Brockway Smith Co., known to contractors and lumber retailers throughout New England and the Northeast as Brosco, announced 60 layoffs yesterday as a result of the shutdown of its warehouse and delivery divisions at the company's Dascomb Road headquarters and consolidation of New York and Massachusetts sales offices.
"I've been through two recessions and I don't know if anyone's seen anything like this," said Charlie Smith, president and CEO of the company that was started in Lynn in 1890 by his great-grandfather. "It's at a scale where nobody knows what's going to happen next."

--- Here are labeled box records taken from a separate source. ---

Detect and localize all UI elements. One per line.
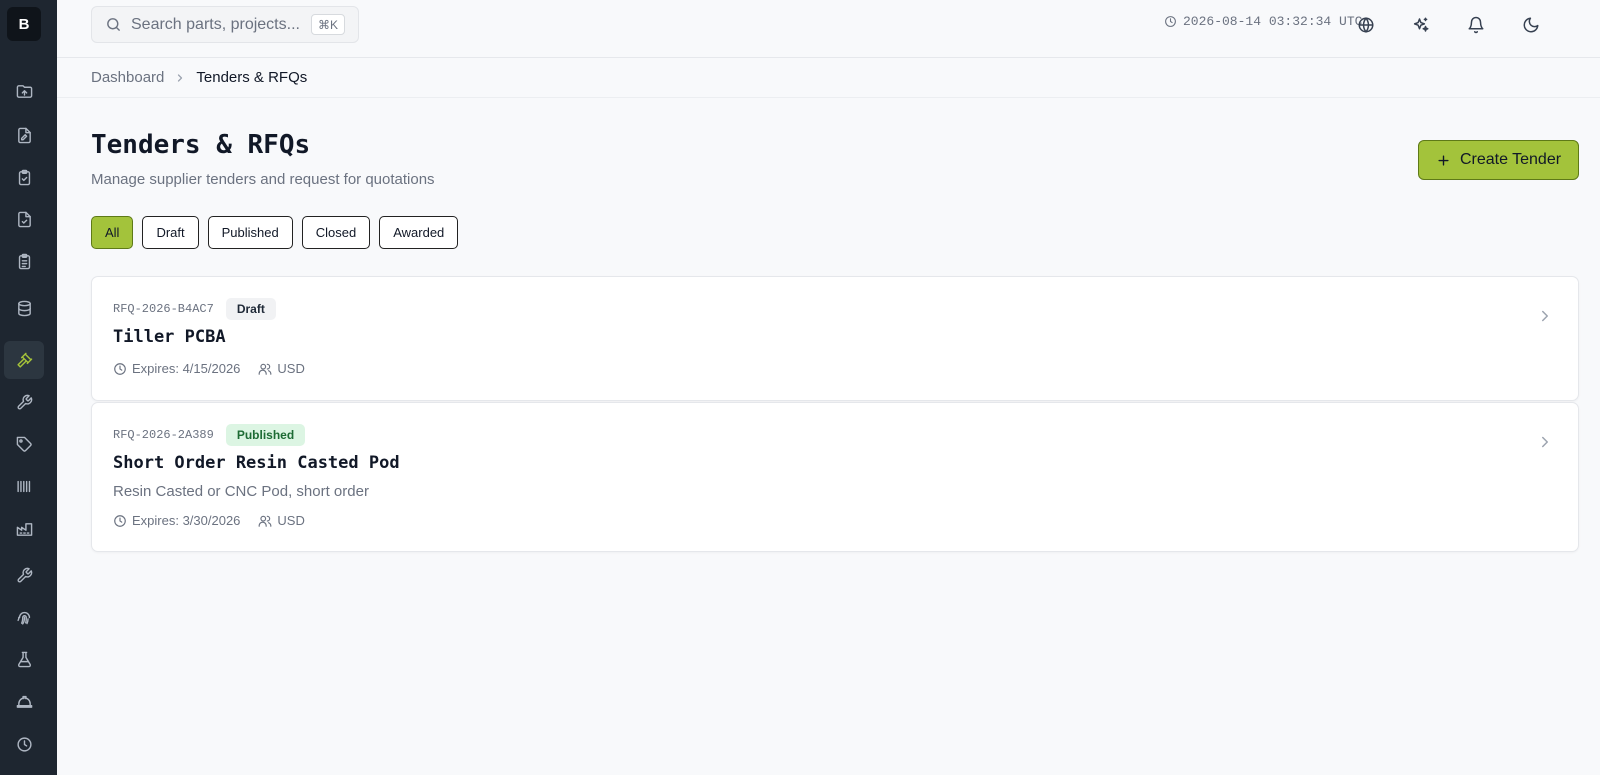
tender-id: RFQ-2026-B4AC7 [113, 302, 214, 316]
filter-closed[interactable]: Closed [301, 216, 371, 249]
chevron-right-icon [1542, 310, 1548, 322]
create-tender-label: Create Tender [1459, 151, 1562, 168]
users-icon [258, 515, 272, 527]
flask-icon [17, 651, 31, 667]
users-icon [258, 363, 272, 375]
file-edit-icon [17, 127, 31, 143]
wrench-icon [16, 567, 32, 583]
globe-icon [1358, 17, 1374, 33]
sidebar-item-tools[interactable] [4, 556, 44, 594]
sidebar-item-fingerprint[interactable] [4, 598, 44, 636]
tender-id: RFQ-2026-2A389 [113, 428, 214, 442]
sidebar-item-barcode[interactable] [4, 467, 44, 505]
utc-clock: 2026-08-14 03:32:34 UTC [1164, 14, 1362, 29]
sidebar-item-wrench[interactable] [4, 383, 44, 421]
chevron-right-icon [174, 72, 186, 84]
clock-icon [114, 514, 126, 527]
search-box[interactable]: ⌘K [91, 6, 359, 43]
factory-icon [16, 522, 32, 536]
chevron-right-icon [1542, 436, 1548, 448]
clock-icon [16, 736, 32, 752]
sidebar-item-folder-upload[interactable] [4, 72, 44, 110]
tag-icon [16, 436, 32, 452]
status-badge: Published [225, 424, 306, 446]
sidebar: B [0, 0, 57, 775]
theme-toggle-button[interactable] [1518, 12, 1544, 38]
sidebar-item-lab[interactable] [4, 640, 44, 678]
sidebar-item-tenders[interactable] [4, 341, 44, 379]
search-icon [107, 18, 120, 31]
moon-icon [1523, 17, 1539, 33]
page-subtitle: Manage supplier tenders and request for … [91, 171, 435, 188]
plus-icon [1438, 154, 1449, 166]
timestamp-text: 2026-08-14 03:32:34 UTC [1183, 14, 1363, 29]
search-input[interactable] [131, 15, 311, 34]
filter-awarded[interactable]: Awarded [379, 216, 459, 249]
status-badge: Draft [225, 298, 276, 320]
clipboard-list-icon [18, 253, 30, 269]
bell-icon [1468, 16, 1484, 34]
database-icon [17, 300, 31, 316]
create-tender-button[interactable]: Create Tender [1418, 140, 1579, 180]
notifications-button[interactable] [1463, 12, 1489, 38]
hard-hat-icon [16, 695, 32, 708]
fingerprint-icon [16, 611, 30, 625]
filter-published[interactable]: Published [207, 216, 293, 249]
sidebar-item-file-check[interactable] [4, 200, 44, 238]
tender-title: Tiller PCBA [113, 327, 226, 347]
language-button[interactable] [1353, 12, 1379, 38]
tender-currency: USD [258, 361, 305, 376]
folder-upload-icon [16, 84, 32, 98]
breadcrumb: Dashboard Tenders & RFQs [57, 58, 1600, 98]
sidebar-item-clipboard-check[interactable] [4, 158, 44, 196]
sidebar-item-clipboard-list[interactable] [4, 242, 44, 280]
file-check-icon [17, 211, 31, 227]
tender-card[interactable]: RFQ-2026-B4AC7 Draft Tiller PCBA Expires… [91, 276, 1579, 401]
expiry-text: Expires: 4/15/2026 [132, 361, 241, 376]
filter-draft[interactable]: Draft [142, 216, 199, 249]
sidebar-item-history[interactable] [4, 725, 44, 763]
tender-currency: USD [258, 513, 305, 528]
sidebar-item-tags[interactable] [4, 425, 44, 463]
status-filter-group: All Draft Published Closed Awarded [91, 216, 459, 249]
ai-assistant-button[interactable] [1408, 12, 1434, 38]
page-title: Tenders & RFQs [91, 130, 311, 160]
breadcrumb-current: Tenders & RFQs [196, 69, 308, 86]
clock-icon [114, 362, 126, 375]
search-shortcut-hint: ⌘K [310, 14, 345, 35]
tender-card[interactable]: RFQ-2026-2A389 Published Short Order Res… [91, 402, 1579, 552]
gavel-icon [16, 352, 32, 368]
sidebar-item-database[interactable] [4, 289, 44, 327]
tender-description: Resin Casted or CNC Pod, short order [113, 483, 369, 500]
filter-all[interactable]: All [91, 216, 134, 249]
sparkles-icon [1413, 17, 1429, 32]
currency-text: USD [277, 513, 305, 528]
top-bar: ⌘K 2026-08-14 03:32:34 UTC [57, 0, 1600, 58]
sidebar-item-file-edit[interactable] [4, 116, 44, 154]
barcode-icon [16, 480, 30, 492]
tender-expiry: Expires: 4/15/2026 [113, 361, 240, 376]
breadcrumb-dashboard-link[interactable]: Dashboard [91, 69, 164, 86]
tender-expiry: Expires: 3/30/2026 [113, 513, 240, 528]
sidebar-item-factory[interactable] [4, 510, 44, 548]
sidebar-item-safety[interactable] [4, 682, 44, 720]
clipboard-check-icon [18, 169, 30, 185]
wrench-icon [16, 394, 32, 410]
expiry-text: Expires: 3/30/2026 [132, 513, 241, 528]
currency-text: USD [277, 361, 305, 376]
tender-title: Short Order Resin Casted Pod [113, 453, 400, 473]
app-logo[interactable]: B [7, 7, 41, 41]
clock-icon [1165, 16, 1176, 27]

Brosco has had its administrative offices and a warehouse in Andover since 1970, and also has warehouse and sales offices in Portland, Maine, Coxsackie, N.Y. and Hatfield, Mass. It will close the warehouse, delivery division and a work shop in Andover, resulting in the loss of about 50 jobs, and combine sales offices in Coxsackie and Hatfield, resulting in the loss of another eight jobs.
The company headquarters will remain in Andover and continue to employ about 115 people.

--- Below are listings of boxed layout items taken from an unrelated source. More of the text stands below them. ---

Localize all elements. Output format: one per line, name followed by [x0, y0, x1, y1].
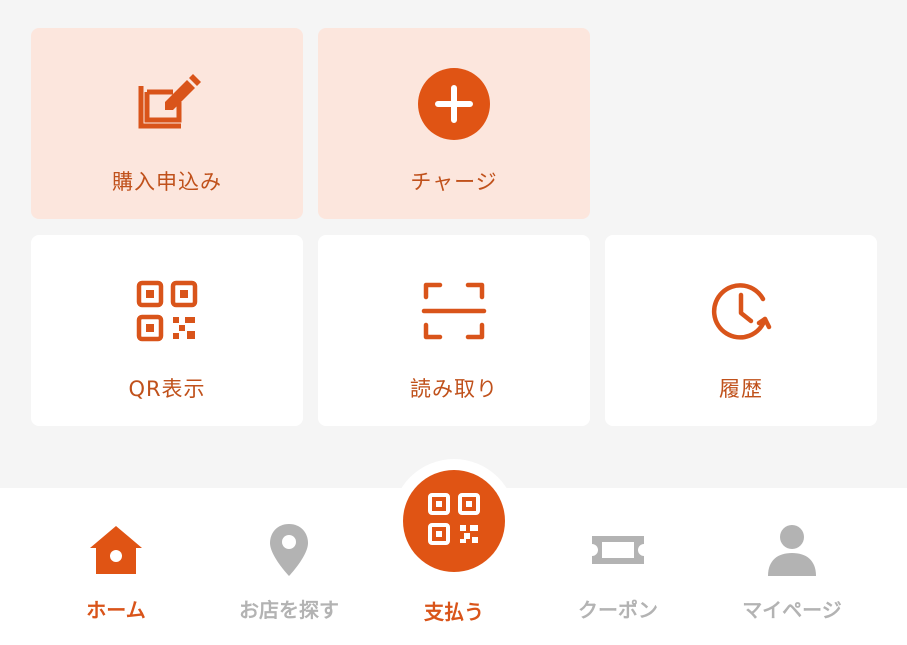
- history-tile[interactable]: 履歴: [605, 235, 877, 426]
- tile-label: 読み取り: [410, 377, 498, 401]
- nav-pay-label[interactable]: 支払う: [379, 596, 529, 625]
- app-screen: 購入申込み チャージ QR表示 読み取り 履歴 ホーム お店を探す 支払う クー…: [0, 0, 907, 645]
- user-icon: [762, 520, 822, 580]
- tile-label: 購入申込み: [112, 170, 222, 194]
- nav-coupon[interactable]: クーポン: [543, 488, 693, 645]
- scan-frame-icon: [416, 273, 492, 349]
- tile-label: チャージ: [410, 170, 498, 194]
- nav-label: お店を探す: [239, 598, 339, 622]
- nav-home[interactable]: ホーム: [41, 488, 191, 645]
- edit-square-icon: [129, 66, 205, 142]
- qr-code-icon: [426, 491, 482, 551]
- qr-display-tile[interactable]: QR表示: [31, 235, 303, 426]
- tile-label: QR表示: [128, 377, 206, 401]
- pay-button[interactable]: [403, 470, 505, 572]
- home-icon: [86, 520, 146, 580]
- nav-find-shops[interactable]: お店を探す: [214, 488, 364, 645]
- qr-code-icon: [129, 273, 205, 349]
- plus-circle-icon: [416, 66, 492, 142]
- tile-label: 履歴: [719, 377, 763, 401]
- nav-label: マイページ: [742, 598, 842, 622]
- nav-label: ホーム: [86, 598, 146, 622]
- scan-tile[interactable]: 読み取り: [318, 235, 590, 426]
- purchase-application-tile[interactable]: 購入申込み: [31, 28, 303, 219]
- map-pin-icon: [259, 520, 319, 580]
- nav-mypage[interactable]: マイページ: [717, 488, 867, 645]
- ticket-icon: [588, 520, 648, 580]
- nav-label: クーポン: [578, 598, 658, 622]
- history-clock-icon: [703, 273, 779, 349]
- charge-tile[interactable]: チャージ: [318, 28, 590, 219]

Brosco sells to 1,200 retail outlets throughout New England and the Northeast, including well-known local stores like Jackson Lumber and Millwork in Lawrence and Haverhill, Doyle Lumber in Andover, and Moynihan's, which has a location in Plaistow, N.H.

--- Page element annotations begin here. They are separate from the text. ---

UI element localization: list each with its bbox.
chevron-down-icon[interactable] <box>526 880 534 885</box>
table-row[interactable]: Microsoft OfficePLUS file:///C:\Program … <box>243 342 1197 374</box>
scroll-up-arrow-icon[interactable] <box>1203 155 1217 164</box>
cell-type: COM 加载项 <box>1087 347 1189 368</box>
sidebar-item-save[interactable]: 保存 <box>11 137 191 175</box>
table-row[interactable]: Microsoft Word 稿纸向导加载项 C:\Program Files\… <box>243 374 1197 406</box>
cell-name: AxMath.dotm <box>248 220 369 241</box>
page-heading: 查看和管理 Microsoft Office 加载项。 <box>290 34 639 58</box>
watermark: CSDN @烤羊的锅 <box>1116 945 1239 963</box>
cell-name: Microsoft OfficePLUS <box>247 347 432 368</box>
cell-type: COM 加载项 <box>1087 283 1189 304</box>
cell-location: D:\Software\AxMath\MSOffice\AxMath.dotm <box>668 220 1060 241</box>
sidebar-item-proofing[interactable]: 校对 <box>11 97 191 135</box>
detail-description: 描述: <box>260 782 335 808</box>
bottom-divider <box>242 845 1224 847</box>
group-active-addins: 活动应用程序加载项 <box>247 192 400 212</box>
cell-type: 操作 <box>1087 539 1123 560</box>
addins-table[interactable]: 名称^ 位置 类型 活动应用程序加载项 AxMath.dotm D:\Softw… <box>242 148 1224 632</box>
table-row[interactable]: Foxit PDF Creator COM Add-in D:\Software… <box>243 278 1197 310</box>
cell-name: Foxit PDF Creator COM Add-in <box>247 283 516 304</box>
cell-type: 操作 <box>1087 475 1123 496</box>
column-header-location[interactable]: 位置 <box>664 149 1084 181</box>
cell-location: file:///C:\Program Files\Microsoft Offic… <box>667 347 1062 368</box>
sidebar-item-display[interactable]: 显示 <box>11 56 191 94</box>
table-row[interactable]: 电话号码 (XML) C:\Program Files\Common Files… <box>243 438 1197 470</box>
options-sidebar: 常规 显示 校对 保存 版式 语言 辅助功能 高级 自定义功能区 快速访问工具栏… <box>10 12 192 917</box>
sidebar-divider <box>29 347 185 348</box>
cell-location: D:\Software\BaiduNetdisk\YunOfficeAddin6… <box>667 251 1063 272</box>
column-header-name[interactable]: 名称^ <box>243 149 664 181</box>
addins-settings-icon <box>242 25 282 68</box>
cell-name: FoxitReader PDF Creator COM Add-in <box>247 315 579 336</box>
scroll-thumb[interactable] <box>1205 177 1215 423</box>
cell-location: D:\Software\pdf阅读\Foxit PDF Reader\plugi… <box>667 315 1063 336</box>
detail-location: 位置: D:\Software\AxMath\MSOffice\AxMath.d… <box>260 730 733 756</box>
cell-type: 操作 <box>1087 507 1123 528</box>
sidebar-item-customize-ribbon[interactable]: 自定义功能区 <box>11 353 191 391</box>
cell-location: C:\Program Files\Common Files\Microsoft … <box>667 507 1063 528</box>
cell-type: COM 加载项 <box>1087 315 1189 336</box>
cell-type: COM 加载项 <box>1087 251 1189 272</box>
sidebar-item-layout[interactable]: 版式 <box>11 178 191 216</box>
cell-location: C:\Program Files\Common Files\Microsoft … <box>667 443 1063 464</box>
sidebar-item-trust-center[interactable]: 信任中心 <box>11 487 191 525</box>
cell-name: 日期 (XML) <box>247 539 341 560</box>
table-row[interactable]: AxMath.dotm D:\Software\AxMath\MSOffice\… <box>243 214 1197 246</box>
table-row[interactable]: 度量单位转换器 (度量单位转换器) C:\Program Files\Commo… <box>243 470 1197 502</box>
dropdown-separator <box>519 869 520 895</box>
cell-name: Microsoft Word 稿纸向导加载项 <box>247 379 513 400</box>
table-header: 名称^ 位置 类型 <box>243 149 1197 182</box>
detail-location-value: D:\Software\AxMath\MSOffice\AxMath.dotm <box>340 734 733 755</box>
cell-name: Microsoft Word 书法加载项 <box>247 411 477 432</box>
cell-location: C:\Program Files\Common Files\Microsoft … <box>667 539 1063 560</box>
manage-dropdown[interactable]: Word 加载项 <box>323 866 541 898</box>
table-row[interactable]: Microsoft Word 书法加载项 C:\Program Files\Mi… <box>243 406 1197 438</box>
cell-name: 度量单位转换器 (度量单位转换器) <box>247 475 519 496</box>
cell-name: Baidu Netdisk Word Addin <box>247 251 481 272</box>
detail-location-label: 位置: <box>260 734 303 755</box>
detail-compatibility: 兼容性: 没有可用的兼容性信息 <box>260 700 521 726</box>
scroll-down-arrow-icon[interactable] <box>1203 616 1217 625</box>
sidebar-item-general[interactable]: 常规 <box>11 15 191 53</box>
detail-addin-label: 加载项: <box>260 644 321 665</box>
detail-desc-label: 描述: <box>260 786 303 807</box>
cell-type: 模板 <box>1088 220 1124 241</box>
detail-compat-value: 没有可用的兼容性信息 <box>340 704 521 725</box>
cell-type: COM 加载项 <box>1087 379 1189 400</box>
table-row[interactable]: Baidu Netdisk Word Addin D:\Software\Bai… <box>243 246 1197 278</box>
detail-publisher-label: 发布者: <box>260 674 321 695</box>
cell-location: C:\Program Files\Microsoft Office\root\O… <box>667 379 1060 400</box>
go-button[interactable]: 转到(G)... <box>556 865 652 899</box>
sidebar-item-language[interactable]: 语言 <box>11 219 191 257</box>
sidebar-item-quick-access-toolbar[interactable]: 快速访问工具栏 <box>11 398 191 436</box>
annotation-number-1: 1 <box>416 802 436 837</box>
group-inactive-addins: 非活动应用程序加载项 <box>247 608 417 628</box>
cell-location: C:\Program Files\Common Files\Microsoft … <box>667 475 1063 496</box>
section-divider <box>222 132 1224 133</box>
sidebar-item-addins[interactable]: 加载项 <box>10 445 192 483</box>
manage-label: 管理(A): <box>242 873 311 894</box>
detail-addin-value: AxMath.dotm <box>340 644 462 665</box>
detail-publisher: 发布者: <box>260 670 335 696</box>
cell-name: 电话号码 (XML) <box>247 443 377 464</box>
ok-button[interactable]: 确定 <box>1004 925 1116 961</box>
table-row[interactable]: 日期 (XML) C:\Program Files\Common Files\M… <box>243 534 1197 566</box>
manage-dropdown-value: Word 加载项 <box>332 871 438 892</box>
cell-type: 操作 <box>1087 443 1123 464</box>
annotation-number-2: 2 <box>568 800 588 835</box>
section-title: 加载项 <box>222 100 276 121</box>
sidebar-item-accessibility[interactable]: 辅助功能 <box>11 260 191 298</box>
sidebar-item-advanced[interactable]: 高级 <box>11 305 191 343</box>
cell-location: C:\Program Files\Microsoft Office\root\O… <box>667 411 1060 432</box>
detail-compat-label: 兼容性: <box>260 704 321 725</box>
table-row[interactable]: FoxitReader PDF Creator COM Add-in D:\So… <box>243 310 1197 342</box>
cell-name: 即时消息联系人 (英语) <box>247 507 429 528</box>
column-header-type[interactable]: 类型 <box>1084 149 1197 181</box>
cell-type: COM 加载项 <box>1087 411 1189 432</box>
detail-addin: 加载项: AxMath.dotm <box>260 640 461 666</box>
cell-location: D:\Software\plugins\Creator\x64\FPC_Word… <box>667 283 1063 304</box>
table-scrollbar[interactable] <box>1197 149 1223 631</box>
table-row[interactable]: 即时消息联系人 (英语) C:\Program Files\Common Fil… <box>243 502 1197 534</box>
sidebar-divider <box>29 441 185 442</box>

But the company is perhaps best known in the building trades for annually publishing the Brosco Book of Design, "the bible of the industry," Smith called it. It is a small, thick book filled with illustrations and specifications of every window, door and moulding the company sells. Carpenters use it to order from their suppliers for jobs they are doing.
Lately, contractors have been ordering a lot less.
Smith said the business is down 25 percent over the last two years, with the bulk of the downturn coming in the last year or so.
"It's the subprime mortgage problem that created the recession in the home building industry first," he said. "And that has spread to the global recession we are having today."
In the last two years, foreclosures have been skyrocketing as people couldn't make their payments and have been forced out of their homes.
"In the building industry, it's been steadily declining for the last couple of years," he said. "Four to five months ago the subprime mortgage mess hit really hard and sales dropped rapidly."
The layoffs were announced at an employee meeting last Friday. In June 2006, the company employed 882 people. That number has steadily declined, mostly through attrition, to what will be around 550 by the end of January.
Customers who are currently serviced by the Andover warehouse will be serviced by either the Portland or Hatfield facility, Smith said, adding that he hoped there would be no need for further cuts in Portland or anywhere else in the company.
The only bigger expense item, Smith said, was that the company will pay more in fuel costs as delivery trucks make longer runs from the warehouse in Portland, for example, to Merrimack Valley lumber yards formerly served by the Andover facility.
He said he expects to lease out the Andover warehouse.